Ondo (Vishala Mitondo) was a
7 year old dog I leased for a year in
1985 and he had been used primarily
 for pig hunting all his life.  

Never at any time did I have occasion
to worry about his temperament
with Emma around!  

That is typical of the
Rhodesian Ridgeback
breed.
My Philosophy on Ridgebacks

When I breed a litter, my first priority is soundness in mind and body. In other words, temperament is very important and both parents must be physically sound. As can be seen from some of the photos on my web site, my dogs (as do most RRs) thrive on being an integral part of the family. I spend a lot of time with my puppies and I encourage this interaction with people from the day they are born. My bitches whelp naturally and rarely need assistance although I am always present when they are whelping just in case.

All my dogs are x-rayed for hip dysplasia and elbow dysplasia before they are bred. Copies of these certificates are included in the 'puppy information pack' for each puppy buyer. All puppies are registered, vaccinated at 6 weeks of age and wormed every two weeks from birth.
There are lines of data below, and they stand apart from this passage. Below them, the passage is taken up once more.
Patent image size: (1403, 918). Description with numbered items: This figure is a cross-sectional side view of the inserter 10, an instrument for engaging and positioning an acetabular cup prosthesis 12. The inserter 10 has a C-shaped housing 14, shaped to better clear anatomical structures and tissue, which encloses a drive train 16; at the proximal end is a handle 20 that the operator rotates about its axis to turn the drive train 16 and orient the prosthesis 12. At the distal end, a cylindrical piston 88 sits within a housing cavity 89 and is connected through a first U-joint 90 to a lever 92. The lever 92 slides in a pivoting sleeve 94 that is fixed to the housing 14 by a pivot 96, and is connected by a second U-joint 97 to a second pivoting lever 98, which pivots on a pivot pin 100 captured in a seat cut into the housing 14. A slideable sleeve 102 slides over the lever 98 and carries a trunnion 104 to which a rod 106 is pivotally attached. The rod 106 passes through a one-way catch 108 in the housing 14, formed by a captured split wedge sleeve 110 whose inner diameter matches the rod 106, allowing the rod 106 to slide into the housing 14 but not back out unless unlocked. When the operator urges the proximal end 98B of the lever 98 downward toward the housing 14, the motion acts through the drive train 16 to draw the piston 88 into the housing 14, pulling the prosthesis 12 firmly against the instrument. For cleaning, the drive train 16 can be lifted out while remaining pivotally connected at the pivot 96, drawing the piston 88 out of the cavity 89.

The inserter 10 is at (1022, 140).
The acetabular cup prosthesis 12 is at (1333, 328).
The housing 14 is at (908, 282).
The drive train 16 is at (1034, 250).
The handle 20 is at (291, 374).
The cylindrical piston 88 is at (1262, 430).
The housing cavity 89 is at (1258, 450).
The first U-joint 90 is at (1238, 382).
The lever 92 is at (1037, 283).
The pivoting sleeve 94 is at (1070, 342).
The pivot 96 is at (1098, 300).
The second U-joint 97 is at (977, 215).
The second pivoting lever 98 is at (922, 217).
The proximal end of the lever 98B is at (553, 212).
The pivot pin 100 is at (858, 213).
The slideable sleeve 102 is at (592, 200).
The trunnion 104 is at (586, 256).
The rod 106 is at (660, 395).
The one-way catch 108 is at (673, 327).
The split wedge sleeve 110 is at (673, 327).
They are also micro-chipped and they are happy and healthy when they go to their new homes.

I am particularly careful when selling potential show puppies. It takes more than a good ridge for a puppy to be successful in the ring. I assess my puppies very carefully and ensure only top quality puppies are sold to show homes. I would rather sell a show quality puppy to a pet home than have a puppy in the ring if it does not meet my personal standard of quality. I am always available with ongoing support and advice for people who buy Chilolo puppies, whether for show or just for the pure enjoyment of living with a ridgeback.


Emma in 1985
with a litter of Chilolo puppies
and giving a calf a cuddle

My daughter, Emma, has always had an affinity with animals and today, she is an outstanding handler. She has come a long way since I took these photos in 1985! She won the State of New South Wales Junior Handlers Competition in 2000. In 2001/2002 she spent a year with Don and Pat Rodgers in Seattle and learned a lot about presentation of dogs in the show ring.
Emma judging Best Ridge at the 2001 RRCUS National in America
Emma handling Kimba to Best in Show All Breeds in 2003 in Australia
I will not go into the history of the breed here.  I have included links to other web sites which have incredibly in-depth information on the breed and its history.  

One thing is certain, that whatever your lifestyle, the Rhodesian Ridgeback will be able to adapt to it proving that they are truly “All Round Sound Hounds.”